History of Coffee: From Africa to Your Breakfast Table


by Coffeecity - Date: 2007-02-04 - Word Count: 734 Share This!

Coffee is one of the most popular beverages in the world. The word coffee is believed to have been deduced from Kaffa, a place situated in Ethiopia, Africa, It came into existence around 800 A.D. and there are many legends and stories associated with discovery.

One such interesting story goes like this. One day a monk saw a goatherd imitating his sheep who were dancing from one shrub to another, grazing the cherry-red berries containing coffee beans. The monk was amazed at the goatherd's caper on eating the beans. The monk took some of the berries for his fellow monks and that night they realized that they seemed to attain something that they felt was 'divine stimulation'.

Other than the legends and stories there is also historical evidence about how the Africans of the same era used the coffee plant in different ways. Africans used what can be called primitive 'Power Bars' made of coffee and animal fat as a stimulant. They also made wine from the coffee-berry pulp. From Africa, coffee moved out towards Arabia via the Red Sea and then slowly made its way to the rest of the world.

Coffee, as we know it today came into existence around 1000 A.D. and this is when it was first roasted and brewed. By the 13th Century, coffee became popular with the Muslim holy men who found it a very convenient drink it to keep worshippers awake and send them in a tizzy.

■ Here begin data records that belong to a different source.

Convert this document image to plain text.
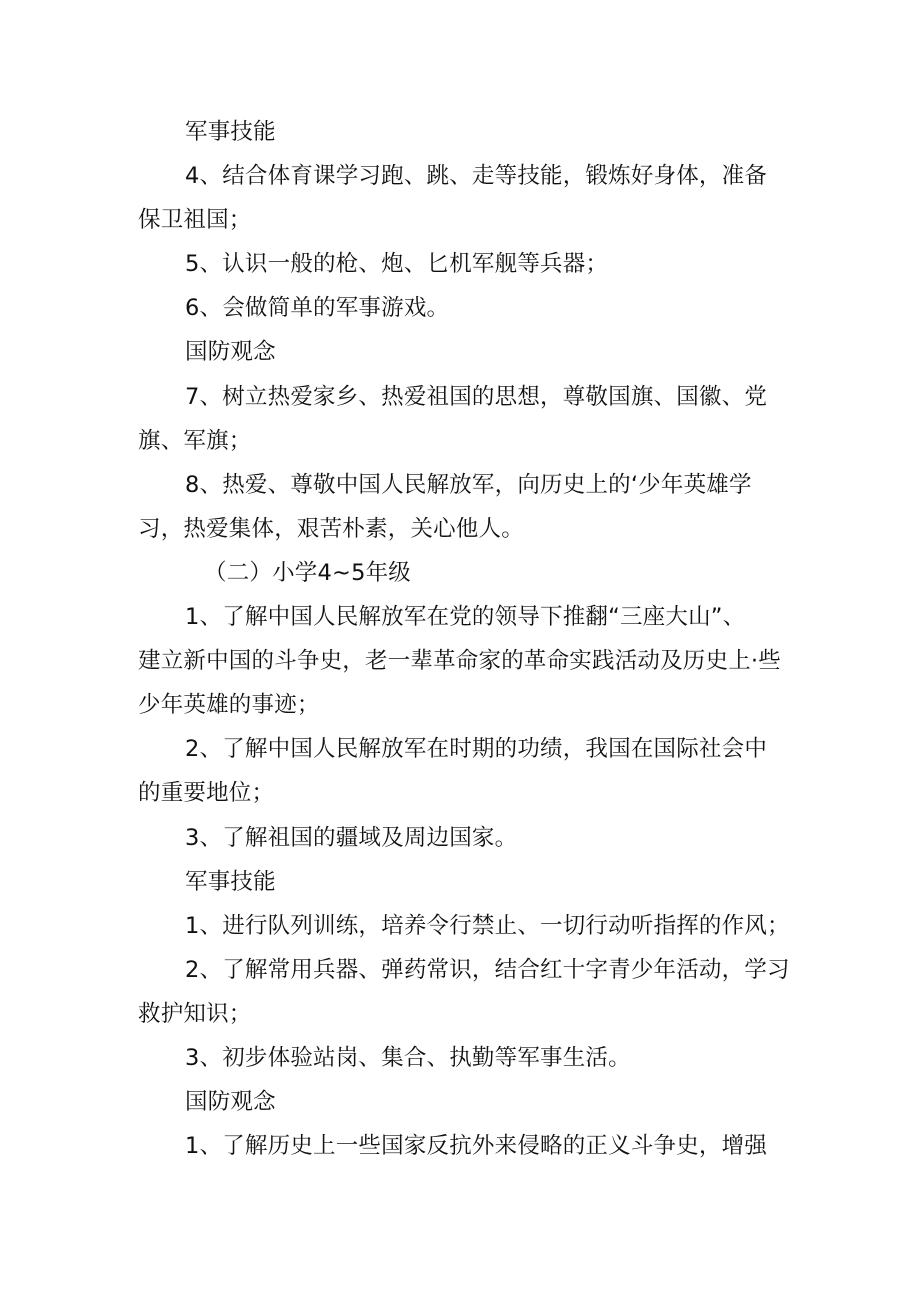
军事技能
4、结合体育课学习跑、跳、走等技能，锻炼好身体，准备
保卫祖国；
5、认识一般的枪、炮、匕机军舰等兵器；
6、会做简单的军事游戏。
国防观念
7、树立热爱家乡、热爱祖国的思想，尊敬国旗、国徽、党
旗、军旗；
8、热爱、尊敬中国人民解放军，向历史上的‘少年英雄学
习，热爱集体，艰苦朴素，关心他人。
（二）小学4~5年级
1、了解中国人民解放军在党的领导下推翻“三座大山”、
建立新中国的斗争史，老一辈革命家的革命实践活动及历史上·些
少年英雄的事迹；
2、了解中国人民解放军在时期的功绩，我国在国际社会中
的重要地位；
3、了解祖国的疆域及周边国家。
军事技能
1、进行队列训练，培养令行禁止、一切行动听指挥的作风；
2、了解常用兵器、弹药常识，结合红十字青少年活动，学习
救护知识；
3、初步体验站岗、集合、执勤等军事生活。
国防观念
1、了解历史上一些国家反抗外来侵略的正义斗争史，增强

Then onwards, coffee traveled with the Muslims. Wherever Islam went, coffee traveled along. However, Arabians were cautious and did not want to share the plant with the world. They made sure that no coffee bean sprouted outside Arabia and coffee beans were boiled or parched to make them infertile before taking out of Arabia.

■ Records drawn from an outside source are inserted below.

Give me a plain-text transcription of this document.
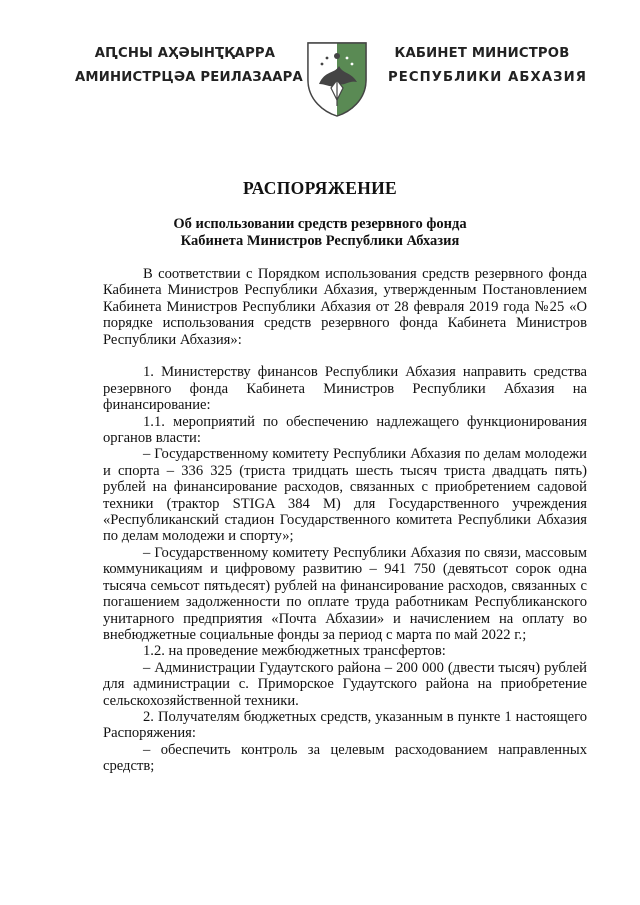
АԤСНЫ АҲӘЫНҬҚАРРА
АМИНИСТРЦӘА РЕИЛАЗААРА
КАБИНЕТ МИНИСТРОВ
РЕСПУБЛИКИ АБХАЗИЯ
РАСПОРЯЖЕНИЕ
Об использовании средств резервного фонда
Кабинета Министров Республики Абхазия

В соответствии с Порядком использования средств резервного фонда Кабинета Министров Республики Абхазия, утвержденным Постановлением Кабинета Министров Республики Абхазия от 28 февраля 2019 года №25 «О порядке использования средств резервного фонда Кабинета Министров Республики Абхазия»:

1. Министерству финансов Республики Абхазия направить средства резервного фонда Кабинета Министров Республики Абхазия на финансирование:

1.1. мероприятий по обеспечению надлежащего функционирования органов власти:

– Государственному комитету Республики Абхазия по делам молодежи и спорта – 336 325 (триста тридцать шесть тысяч триста двадцать пять) рублей на финансирование расходов, связанных с приобретением садовой техники (трактор STIGA 384 M) для Государственного учреждения «Республиканский стадион Государственного комитета Республики Абхазия по делам молодежи и спорту»;

– Государственному комитету Республики Абхазия по связи, массовым коммуникациям и цифровому развитию – 941 750 (девятьсот сорок одна тысяча семьсот пятьдесят) рублей на финансирование расходов, связанных с погашением задолженности по оплате труда работникам Республиканского унитарного предприятия «Почта Абхазии» и начислением на оплату во внебюджетные социальные фонды за период с марта по май 2022 г.;

1.2. на проведение межбюджетных трансфертов:

– Администрации Гудаутского района – 200 000 (двести тысяч) рублей для администрации с. Приморское Гудаутского района на приобретение сельскохозяйственной техники.

2. Получателям бюджетных средств, указанным в пункте 1 настоящего Распоряжения:

– обеспечить контроль за целевым расходованием направленных средств;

An enterprising Indian pilgrim cum smuggler, Baba Budan, strapped some fertile coffee beans to his stomach and left Mecca. These beans were ultimately responsible for the agricultural expansion of coffee, which later reached Europe's colonies in the East.

From these colonies, coffee was traded by a Venice merchant who took it to Europe. The Europeans liked it so much that they wanted a constant supply of the beans. And later, it was the Dutch who set up the first European-owned coffee plantation in colonial Java in 1616. The Dutch were, however, not as cautious as the Arabians and they gifted coffee trees to the aristocracy all over Europe. Louis XIV was presented one such coffee tree in 1714, for his garden in Paris.

The coffee tree finally crossed the Atlantic with Gabriel Mathieu de Clieu, a retired French naval officer. He smuggled a sprout with him to Martinique, a French Colony in the Caribbean after he was denied a clipping of the tree. Gabriel Mathieu de Clieu guarded the plant religiously. When the ship got caught in a storm de Clieu nurtured the pant with half of the water that he was rationed. Ultimately, the sprout flourished in Martinique and in the next 50 years more than 18 million coffee trees were grown there.

By 1727, Brazil had realized the potential of the plant and wanted a share in the coffee pie. Unable to get the plant through fair means, they dispatched Lt. Col. Francisco de Melo Palheta, allegedly to mediate in a border dispute, to French Guiana. Avoiding the heavily guarded coffee plantations, he chose to take the easy route of befriending the governor's wife who slyly presented him a bouquet spiked with coffee seedlings on his farewell dinner. Coffee had now entered Brazil, a land of extremely fertile farms.

From 800 A.D. in Africa to 1727 in Brazil, the coffee plant had traveled through Middle East, South East and Europe and then to South America. Production of coffee reached dizzying heights due to the enormous harvests of Brazil's fertile lands. This boom in production, apart from anything else, was instrumental in turning coffee, an elitist drink till then, into a drink of the masses.

Initially considered as a poor substitute for alcohol by the American colonists, its popularity grew when tea from Britain became scarce during the Revolutionary War. During and after the American Civil War, coffee had gained a premier position and was being increasingly accepted. Later, advancement in brewing technology ultimately secured its place as an everyday beverage of America.